Título: Preços de alimentos na mira de Graziano
Autor: Sabadini, Tatiana
Fonte: Correio Braziliense, 28/06/2011, Mundo, p. 17

Especulação no mercado de commodities é desafio para brasileiro eleito diretor da FAO

O brasileiro José Graziano da Silva, recém-eleito diretor-geral da Organização das Nações Unidas para Agricultura e Alimentação (FAO), prepara-se para enfrentar grandes desafios no comando de uma das agências mais importantes da ONU. O primeiro será unir uma organização dividida e dependente de recursos dos países desenvolvidos, que exigem resultados. Além da experiência com o programa Fome Zero, no início do governo Lula, Graziano deve colocar em prática seus dotes de negociador. O novo diretor prometeu dar inicio a uma "nova era" no organismo. Quando tomar posse, em 1º de janeiro próximo, deve negociar uma reforma interna e estabelecer um plano para frear a alta dos preços dos alimentos.

A volatilidade no mercado de produtos agrícolas e a fome, que afeta quase 925 milhões de pessoas no mundo, tiveram destaque na entrevista coletiva concedida por Graziano ontem na sede da FAO, em Roma. "Estamos vivendo uma época atípica, em que os altos preços dos alimentos se combinam com um crescimento lento da economia mundial e bilhões de pessoas que não têm acesso à alimentação. Isso não é apenas um desafio: pode ser também uma oportunidade", comenta William Meyers, professor de economias agrícola na Universidade de Missouri.

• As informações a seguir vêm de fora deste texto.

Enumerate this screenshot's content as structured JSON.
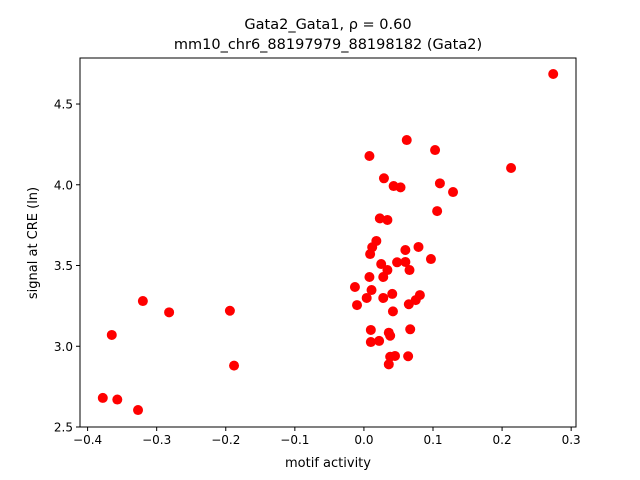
{
  "chart_data": {
    "type": "scatter",
    "title_line1": "Gata2_Gata1, ρ = 0.60",
    "title_line2": "mm10_chr6_88197979_88198182 (Gata2)",
    "xlabel": "motif activity",
    "ylabel": "signal at CRE (ln)",
    "xlim": [
      -0.411,
      0.307
    ],
    "ylim": [
      2.5,
      4.785
    ],
    "xticks": [
      -0.4,
      -0.3,
      -0.2,
      -0.1,
      0.0,
      0.1,
      0.2,
      0.3
    ],
    "xtick_labels": [
      "−0.4",
      "−0.3",
      "−0.2",
      "−0.1",
      "0.0",
      "0.1",
      "0.2",
      "0.3"
    ],
    "yticks": [
      2.5,
      3.0,
      3.5,
      4.0,
      4.5
    ],
    "ytick_labels": [
      "2.5",
      "3.0",
      "3.5",
      "4.0",
      "4.5"
    ],
    "grid": false,
    "color": "#ff0000",
    "points": [
      [
        0.062,
        4.277
      ],
      [
        0.103,
        4.215
      ],
      [
        0.008,
        4.178
      ],
      [
        0.029,
        4.04
      ],
      [
        0.043,
        3.992
      ],
      [
        0.053,
        3.984
      ],
      [
        0.11,
        4.009
      ],
      [
        0.129,
        3.955
      ],
      [
        0.106,
        3.837
      ],
      [
        0.023,
        3.792
      ],
      [
        0.034,
        3.782
      ],
      [
        0.018,
        3.652
      ],
      [
        0.012,
        3.613
      ],
      [
        0.009,
        3.571
      ],
      [
        0.06,
        3.596
      ],
      [
        0.079,
        3.615
      ],
      [
        0.097,
        3.54
      ],
      [
        0.025,
        3.509
      ],
      [
        0.034,
        3.472
      ],
      [
        0.048,
        3.52
      ],
      [
        0.06,
        3.522
      ],
      [
        0.066,
        3.472
      ],
      [
        0.008,
        3.429
      ],
      [
        0.028,
        3.429
      ],
      [
        -0.013,
        3.367
      ],
      [
        0.011,
        3.348
      ],
      [
        0.004,
        3.299
      ],
      [
        -0.01,
        3.255
      ],
      [
        0.028,
        3.299
      ],
      [
        0.041,
        3.324
      ],
      [
        0.081,
        3.317
      ],
      [
        0.075,
        3.286
      ],
      [
        0.065,
        3.26
      ],
      [
        0.042,
        3.216
      ],
      [
        0.01,
        3.101
      ],
      [
        0.036,
        3.084
      ],
      [
        0.038,
        3.065
      ],
      [
        0.067,
        3.105
      ],
      [
        0.01,
        3.026
      ],
      [
        0.022,
        3.033
      ],
      [
        0.038,
        2.935
      ],
      [
        0.045,
        2.94
      ],
      [
        0.064,
        2.938
      ],
      [
        0.036,
        2.888
      ],
      [
        0.274,
        4.686
      ],
      [
        0.213,
        4.104
      ],
      [
        -0.32,
        3.28
      ],
      [
        -0.282,
        3.21
      ],
      [
        -0.194,
        3.22
      ],
      [
        -0.365,
        3.07
      ],
      [
        -0.188,
        2.88
      ],
      [
        -0.378,
        2.68
      ],
      [
        -0.357,
        2.67
      ],
      [
        -0.327,
        2.605
      ]
    ]
  }
}
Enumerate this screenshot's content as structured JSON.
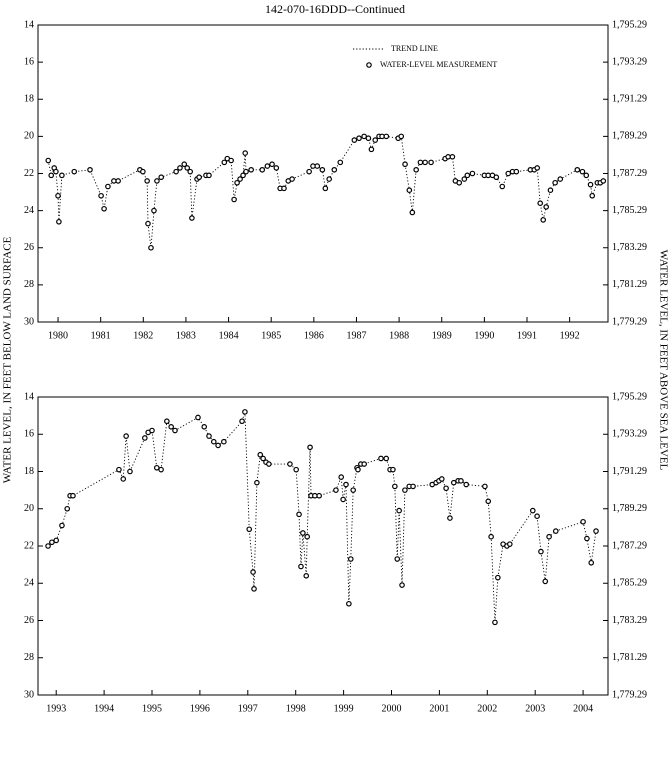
{
  "title": "142-070-16DDD--Continued",
  "ylabel": "WATER LEVEL, IN FEET BELOW LAND SURFACE",
  "y2label": "WATER LEVEL, IN FEET ABOVE SEA LEVEL",
  "chart_data": [
    {
      "type": "line",
      "legend_labels": [
        "TREND LINE",
        "WATER-LEVEL MEASUREMENT"
      ],
      "legend": "upper right",
      "xlim": [
        1979.53,
        1992.9
      ],
      "xticks": [
        1980,
        1981,
        1982,
        1983,
        1984,
        1985,
        1986,
        1987,
        1988,
        1989,
        1990,
        1991,
        1992
      ],
      "ylim": [
        30,
        14
      ],
      "yticks": [
        14,
        16,
        18,
        20,
        22,
        24,
        26,
        28,
        30
      ],
      "y2lim": [
        1779.29,
        1795.29
      ],
      "y2ticks": [
        {
          "value": 1795.29,
          "label": "1,795.29"
        },
        {
          "value": 1793.29,
          "label": "1,793.29"
        },
        {
          "value": 1791.29,
          "label": "1,791.29"
        },
        {
          "value": 1789.29,
          "label": "1,789.29"
        },
        {
          "value": 1787.29,
          "label": "1,787.29"
        },
        {
          "value": 1785.29,
          "label": "1,785.29"
        },
        {
          "value": 1783.29,
          "label": "1,783.29"
        },
        {
          "value": 1781.29,
          "label": "1,781.29"
        },
        {
          "value": 1779.29,
          "label": "1,779.29"
        }
      ],
      "color": "#000000",
      "x": [
        1979.77,
        1979.84,
        1979.91,
        1979.95,
        1980.0,
        1980.02,
        1980.09,
        1980.38,
        1980.75,
        1981.01,
        1981.08,
        1981.17,
        1981.31,
        1981.41,
        1981.92,
        1981.99,
        1982.09,
        1982.11,
        1982.18,
        1982.25,
        1982.32,
        1982.42,
        1982.77,
        1982.86,
        1982.96,
        1983.03,
        1983.1,
        1983.14,
        1983.26,
        1983.31,
        1983.47,
        1983.54,
        1983.9,
        1983.97,
        1984.06,
        1984.13,
        1984.2,
        1984.27,
        1984.34,
        1984.39,
        1984.41,
        1984.53,
        1984.79,
        1984.91,
        1985.02,
        1985.12,
        1985.21,
        1985.3,
        1985.4,
        1985.49,
        1985.89,
        1985.98,
        1986.08,
        1986.2,
        1986.27,
        1986.36,
        1986.48,
        1986.62,
        1986.95,
        1987.06,
        1987.18,
        1987.28,
        1987.35,
        1987.44,
        1987.53,
        1987.6,
        1987.7,
        1987.98,
        1988.05,
        1988.14,
        1988.24,
        1988.31,
        1988.4,
        1988.5,
        1988.61,
        1988.75,
        1989.08,
        1989.15,
        1989.25,
        1989.32,
        1989.41,
        1989.53,
        1989.6,
        1989.72,
        1990.0,
        1990.09,
        1990.19,
        1990.28,
        1990.42,
        1990.56,
        1990.66,
        1990.75,
        1991.08,
        1991.17,
        1991.24,
        1991.31,
        1991.38,
        1991.45,
        1991.55,
        1991.66,
        1991.78,
        1992.18,
        1992.3,
        1992.39,
        1992.49,
        1992.53,
        1992.65,
        1992.72,
        1992.79
      ],
      "values": [
        21.3,
        22.1,
        21.7,
        21.9,
        23.2,
        24.6,
        22.1,
        21.9,
        21.8,
        23.2,
        23.9,
        22.7,
        22.4,
        22.4,
        21.8,
        21.9,
        22.4,
        24.7,
        26.0,
        24.0,
        22.4,
        22.2,
        21.9,
        21.7,
        21.5,
        21.7,
        21.9,
        24.4,
        22.3,
        22.2,
        22.1,
        22.1,
        21.4,
        21.2,
        21.3,
        23.4,
        22.5,
        22.3,
        22.1,
        20.9,
        21.9,
        21.8,
        21.8,
        21.6,
        21.5,
        21.7,
        22.8,
        22.8,
        22.4,
        22.3,
        21.9,
        21.6,
        21.6,
        21.8,
        22.8,
        22.3,
        21.8,
        21.4,
        20.2,
        20.1,
        20.0,
        20.1,
        20.7,
        20.2,
        20.0,
        20.0,
        20.0,
        20.1,
        20.0,
        21.5,
        22.9,
        24.1,
        21.8,
        21.4,
        21.4,
        21.4,
        21.2,
        21.1,
        21.1,
        22.4,
        22.5,
        22.3,
        22.1,
        22.0,
        22.1,
        22.1,
        22.1,
        22.2,
        22.7,
        22.0,
        21.9,
        21.9,
        21.8,
        21.8,
        21.7,
        23.6,
        24.5,
        23.8,
        22.9,
        22.5,
        22.3,
        21.8,
        21.9,
        22.1,
        22.6,
        23.2,
        22.5,
        22.5,
        22.4
      ]
    },
    {
      "type": "line",
      "xlim": [
        1992.62,
        2004.52
      ],
      "xticks": [
        1993,
        1994,
        1995,
        1996,
        1997,
        1998,
        1999,
        2000,
        2001,
        2002,
        2003,
        2004
      ],
      "ylim": [
        30,
        14
      ],
      "yticks": [
        14,
        16,
        18,
        20,
        22,
        24,
        26,
        28,
        30
      ],
      "y2lim": [
        1779.29,
        1795.29
      ],
      "y2ticks": [
        {
          "value": 1795.29,
          "label": "1,795.29"
        },
        {
          "value": 1793.29,
          "label": "1,793.29"
        },
        {
          "value": 1791.29,
          "label": "1,791.29"
        },
        {
          "value": 1789.29,
          "label": "1,789.29"
        },
        {
          "value": 1787.29,
          "label": "1,787.29"
        },
        {
          "value": 1785.29,
          "label": "1,785.29"
        },
        {
          "value": 1783.29,
          "label": "1,783.29"
        },
        {
          "value": 1781.29,
          "label": "1,781.29"
        },
        {
          "value": 1779.29,
          "label": "1,779.29"
        }
      ],
      "color": "#000000",
      "x": [
        1992.83,
        1992.91,
        1993.0,
        1993.12,
        1993.23,
        1993.29,
        1993.35,
        1994.31,
        1994.4,
        1994.46,
        1994.54,
        1994.85,
        1994.92,
        1995.0,
        1995.1,
        1995.19,
        1995.31,
        1995.4,
        1995.48,
        1995.96,
        1996.09,
        1996.19,
        1996.29,
        1996.38,
        1996.5,
        1996.88,
        1996.94,
        1997.03,
        1997.11,
        1997.13,
        1997.19,
        1997.26,
        1997.32,
        1997.38,
        1997.44,
        1997.88,
        1998.01,
        1998.07,
        1998.11,
        1998.15,
        1998.22,
        1998.24,
        1998.3,
        1998.32,
        1998.4,
        1998.49,
        1998.84,
        1998.95,
        1998.99,
        1999.05,
        1999.11,
        1999.15,
        1999.2,
        1999.28,
        1999.3,
        1999.36,
        1999.43,
        1999.78,
        1999.89,
        1999.97,
        2000.03,
        2000.07,
        2000.12,
        2000.16,
        2000.22,
        2000.28,
        2000.37,
        2000.45,
        2000.85,
        2000.93,
        2000.99,
        2001.05,
        2001.14,
        2001.22,
        2001.3,
        2001.39,
        2001.45,
        2001.56,
        2001.95,
        2002.02,
        2002.08,
        2002.16,
        2002.22,
        2002.33,
        2002.41,
        2002.47,
        2002.95,
        2003.04,
        2003.12,
        2003.21,
        2003.29,
        2003.43,
        2004.0,
        2004.08,
        2004.17,
        2004.27
      ],
      "values": [
        22.0,
        21.8,
        21.7,
        20.9,
        20.0,
        19.3,
        19.3,
        17.9,
        18.4,
        16.1,
        18.0,
        16.2,
        15.9,
        15.8,
        17.8,
        17.9,
        15.3,
        15.6,
        15.8,
        15.1,
        15.6,
        16.1,
        16.4,
        16.6,
        16.4,
        15.3,
        14.8,
        21.1,
        23.4,
        24.3,
        18.6,
        17.1,
        17.3,
        17.5,
        17.6,
        17.6,
        17.9,
        20.3,
        23.1,
        21.3,
        23.6,
        21.5,
        16.7,
        19.3,
        19.3,
        19.3,
        19.0,
        18.3,
        19.5,
        18.7,
        25.1,
        22.7,
        19.0,
        17.8,
        17.9,
        17.6,
        17.6,
        17.3,
        17.3,
        17.9,
        17.9,
        18.8,
        22.7,
        20.1,
        24.1,
        19.0,
        18.8,
        18.8,
        18.7,
        18.6,
        18.5,
        18.4,
        18.9,
        20.5,
        18.6,
        18.5,
        18.5,
        18.7,
        18.8,
        19.6,
        21.5,
        26.1,
        23.7,
        21.9,
        22.0,
        21.9,
        20.1,
        20.4,
        22.3,
        23.9,
        21.5,
        21.2,
        20.7,
        21.6,
        22.9,
        21.2
      ]
    }
  ]
}
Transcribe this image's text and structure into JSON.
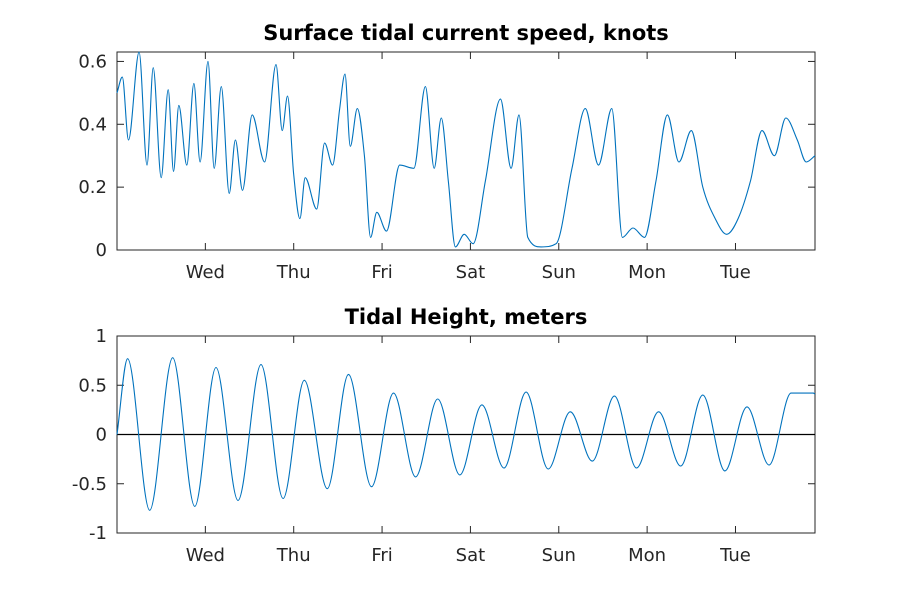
{
  "colors": {
    "series": "#0072bd",
    "axis": "#262626",
    "zero_line": "#000000",
    "background": "#ffffff"
  },
  "chart_data": [
    {
      "type": "line",
      "title": "Surface tidal current speed, knots",
      "xlabel": "",
      "ylabel": "",
      "x_unit": "days",
      "xlim": [
        0,
        7.9
      ],
      "ylim": [
        0,
        0.63
      ],
      "x_tick_positions": [
        1,
        2,
        3,
        4,
        5,
        6,
        7
      ],
      "x_tick_labels": [
        "Wed",
        "Thu",
        "Fri",
        "Sat",
        "Sun",
        "Mon",
        "Tue"
      ],
      "y_ticks": [
        0,
        0.2,
        0.4,
        0.6
      ],
      "y_tick_labels": [
        "0",
        "0.2",
        "0.4",
        "0.6"
      ],
      "grid": false,
      "series": [
        {
          "x": [
            0,
            0.06,
            0.13,
            0.25,
            0.34,
            0.41,
            0.5,
            0.58,
            0.64,
            0.7,
            0.79,
            0.87,
            0.94,
            1.03,
            1.1,
            1.18,
            1.27,
            1.34,
            1.42,
            1.53,
            1.67,
            1.8,
            1.87,
            1.93,
            2.0,
            2.07,
            2.13,
            2.26,
            2.35,
            2.44,
            2.52,
            2.58,
            2.64,
            2.72,
            2.8,
            2.87,
            2.94,
            3.05,
            3.2,
            3.36,
            3.49,
            3.59,
            3.67,
            3.75,
            3.83,
            3.93,
            4.03,
            4.17,
            4.34,
            4.46,
            4.55,
            4.65,
            4.8,
            4.97,
            5.15,
            5.3,
            5.45,
            5.6,
            5.72,
            5.84,
            5.97,
            6.1,
            6.23,
            6.36,
            6.5,
            6.63,
            6.77,
            6.9,
            7.03,
            7.17,
            7.3,
            7.44,
            7.57,
            7.7,
            7.8,
            7.9
          ],
          "y": [
            0.5,
            0.55,
            0.35,
            0.63,
            0.27,
            0.58,
            0.23,
            0.51,
            0.25,
            0.46,
            0.27,
            0.53,
            0.28,
            0.6,
            0.26,
            0.52,
            0.18,
            0.35,
            0.19,
            0.43,
            0.28,
            0.59,
            0.38,
            0.49,
            0.24,
            0.1,
            0.23,
            0.13,
            0.34,
            0.27,
            0.45,
            0.56,
            0.33,
            0.45,
            0.3,
            0.04,
            0.12,
            0.06,
            0.27,
            0.26,
            0.52,
            0.26,
            0.42,
            0.22,
            0.01,
            0.05,
            0.02,
            0.22,
            0.48,
            0.26,
            0.43,
            0.04,
            0.01,
            0.02,
            0.26,
            0.45,
            0.27,
            0.45,
            0.04,
            0.07,
            0.04,
            0.22,
            0.43,
            0.28,
            0.38,
            0.2,
            0.1,
            0.05,
            0.1,
            0.22,
            0.38,
            0.3,
            0.42,
            0.35,
            0.28,
            0.3
          ]
        }
      ]
    },
    {
      "type": "line",
      "title": "Tidal Height, meters",
      "xlabel": "",
      "ylabel": "",
      "x_unit": "days",
      "xlim": [
        0,
        7.9
      ],
      "ylim": [
        -1,
        1
      ],
      "x_tick_positions": [
        1,
        2,
        3,
        4,
        5,
        6,
        7
      ],
      "x_tick_labels": [
        "Wed",
        "Thu",
        "Fri",
        "Sat",
        "Sun",
        "Mon",
        "Tue"
      ],
      "y_ticks": [
        -1,
        -0.5,
        0,
        0.5,
        1
      ],
      "y_tick_labels": [
        "-1",
        "-0.5",
        "0",
        "0.5",
        "1"
      ],
      "grid": false,
      "zero_line": true,
      "series": [
        {
          "x": [
            0,
            0.12,
            0.37,
            0.63,
            0.88,
            1.12,
            1.37,
            1.63,
            1.88,
            2.12,
            2.38,
            2.62,
            2.88,
            3.13,
            3.38,
            3.63,
            3.88,
            4.13,
            4.38,
            4.63,
            4.88,
            5.13,
            5.38,
            5.63,
            5.88,
            6.13,
            6.38,
            6.63,
            6.88,
            7.13,
            7.38,
            7.63,
            7.88,
            7.9
          ],
          "y": [
            0,
            0.77,
            -0.77,
            0.78,
            -0.73,
            0.68,
            -0.67,
            0.71,
            -0.65,
            0.55,
            -0.55,
            0.61,
            -0.53,
            0.42,
            -0.43,
            0.36,
            -0.41,
            0.3,
            -0.34,
            0.43,
            -0.35,
            0.23,
            -0.27,
            0.39,
            -0.34,
            0.23,
            -0.32,
            0.4,
            -0.37,
            0.28,
            -0.31,
            0.42,
            0.42,
            0.41
          ]
        }
      ]
    }
  ]
}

Graziano comentou os planos da França, que preside atualmente o G-20, para definir políticas capazes de regular os mercados e reduzir a volatilidade das commodities agrícolas. "Acreditamos que a volatilidade permanecerá por muito tempo, os preços permanecerão altos por não sei quantos anos. A especulação vai seguir afetando até que os mercados financeiros se normalizem", declarou o novo diretor à imprensa.

De acordo com o especialista americano, a FAO tenta há mais de uma década sensibilizar os governos do mundo para a falta de investimento na agricultura, especialmente em favor dos pequenos produtores nos países em desenvolvimento. "A parte boa dos preços altos é que ela chamou a atenção para o problema e estimulou incentivos à produção. A parte ruim é que eles afetam ainda mais os pobres. Isso apenas reforça a necessidade de a FAO agir, com programas que tanto estimulem a produção de alimentos como o aumento dos rendimentos da população rural", sugere Meyers.

Pressões Graziano deve enfrentar forte pressão dos principais países que financiam a organização, como Estados Unidos e Reino Unido, que esperam por resultados mais concretos, depois do longo período sob direção de Diouf. A FAO, embora seja a maior agência da ONU, é a que mais depende de fundos doados pelos países-membros. "A impermanência e os termos de referência restritivos dos fundos fazem com que a FAO tenha pouca flexibilidade operacional, se comparada a programas de agricultura e segurança alimentar do Banco Mundial, por exemplo", afirma Steve Suppan, analista do Instituto para Agricultura e Políticas Comerciais (IATP, em inglês).

O novo diretor-geral reafirmou sua confiança em que "é possível erradicar a fome no mundo". Sua vitória na disputa com o ex-chanceler espanhol Miguel Ángel Moratinos, por apenas quatro votos, foi a principal vitória da política externa brasileira em seus esforços para aumentar a presença do país na governança global. A presidente Dilma Rousseff, que divulgou nota no domingo ressaltando o "reconhecimento pela comunidade internacional das transformações socioeconômicas em curso em nosso país", prometeu ontem "firme apoio" a Graziano no exercício do cargo de maior visibilidade internacional confiado a um brasileiro no sistema da ONU.